Wednesday, October 18, 2006

peace and love and all that stuff...

I'm not yet back on anything approaching Neil time - I'm still waking up naturally at around 6:30 am. And so I've been taking Maddy to school, which she enjoys, so she brings me cups of tea in the morning to wake up with, and I'm asleep by ten at night. Very odd. I keep wondering who I'm turning into. ("I'm sure I'm not Mabel...")

And I keep forgetting things, in a sort of cheerful post jet-lagged haze. Like posting this, for example, which I wrote yesterday and forgot..

...

I was 22 when I met Kim Newman, and he was 23, and even then much older and wiser than I was, and already on the way to becoming a well-known and well-respected and quite fearless film critic. When people say I'm prolific (I'm not) Kim is the standard I compare myself to: someone who can write a short story or a review or a novel in the time it takes to type it, and who not only can, but does.

We wrote a book together, taking separate halves (he finished his long before I finished mine), and then we wrote dozens of humour articles for sundry magazines, respectable and otherwise (the otherwise paid much better) together and with other writers (mostly the hilarious Eugene Byrne with occasional contributions from Phil Nutman and Stefan Jaworzyn), under the bank account of "The Peace and Love Corporation".

We haven't seen each other or even spoken for years, although the bank account still exists, and contains several pounds, and Eugene, as custodian of the account, emails us both every year and lets us know that it's still there. Our current plan involves not ever taking anything out of the bank account and then, using the miracle of compound interest, in several thousand years' time OWNING THE GALAXY, before being wiped out in the stock market crash of October 3719.

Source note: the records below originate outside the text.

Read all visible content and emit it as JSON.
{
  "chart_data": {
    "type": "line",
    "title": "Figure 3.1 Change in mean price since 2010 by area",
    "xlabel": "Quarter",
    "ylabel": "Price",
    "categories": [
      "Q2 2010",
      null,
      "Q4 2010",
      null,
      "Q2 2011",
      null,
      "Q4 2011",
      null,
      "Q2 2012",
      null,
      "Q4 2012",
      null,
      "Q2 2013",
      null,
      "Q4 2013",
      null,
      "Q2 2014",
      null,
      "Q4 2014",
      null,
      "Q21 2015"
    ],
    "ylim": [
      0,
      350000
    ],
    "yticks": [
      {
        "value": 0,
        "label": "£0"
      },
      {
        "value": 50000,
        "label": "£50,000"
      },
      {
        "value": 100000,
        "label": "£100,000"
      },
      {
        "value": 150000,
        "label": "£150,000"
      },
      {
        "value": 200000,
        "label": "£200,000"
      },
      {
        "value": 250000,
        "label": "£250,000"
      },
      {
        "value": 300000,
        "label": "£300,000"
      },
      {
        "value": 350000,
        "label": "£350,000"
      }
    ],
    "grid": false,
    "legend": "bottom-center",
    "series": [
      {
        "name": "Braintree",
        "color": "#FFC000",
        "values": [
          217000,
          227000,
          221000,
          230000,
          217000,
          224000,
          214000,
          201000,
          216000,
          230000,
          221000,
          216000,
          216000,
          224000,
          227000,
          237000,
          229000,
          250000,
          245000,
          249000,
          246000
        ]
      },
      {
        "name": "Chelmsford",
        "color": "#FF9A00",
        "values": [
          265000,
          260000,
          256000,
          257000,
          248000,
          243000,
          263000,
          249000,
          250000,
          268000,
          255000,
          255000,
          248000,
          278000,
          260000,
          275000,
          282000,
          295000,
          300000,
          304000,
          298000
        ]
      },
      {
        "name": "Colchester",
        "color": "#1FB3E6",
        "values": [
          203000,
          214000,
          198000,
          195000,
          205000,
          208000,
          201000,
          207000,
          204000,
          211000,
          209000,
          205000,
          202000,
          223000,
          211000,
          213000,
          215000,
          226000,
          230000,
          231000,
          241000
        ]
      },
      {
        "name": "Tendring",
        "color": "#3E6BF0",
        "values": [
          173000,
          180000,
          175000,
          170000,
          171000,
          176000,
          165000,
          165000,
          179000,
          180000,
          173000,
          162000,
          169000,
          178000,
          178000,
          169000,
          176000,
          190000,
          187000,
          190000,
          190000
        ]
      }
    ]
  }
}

Which is all by way of preamble to me noticing this morning with a certain amount of tredipidation that Kim Newman had reviewed Fragile Things for The Independent, and my subsequent happiness that the review was fundamentally a very good one. (And if you think that knowing Kim for 23 years might have got me a free ride, or even a good review if he didn't actually believe it, well, you don't know Kim Newman.)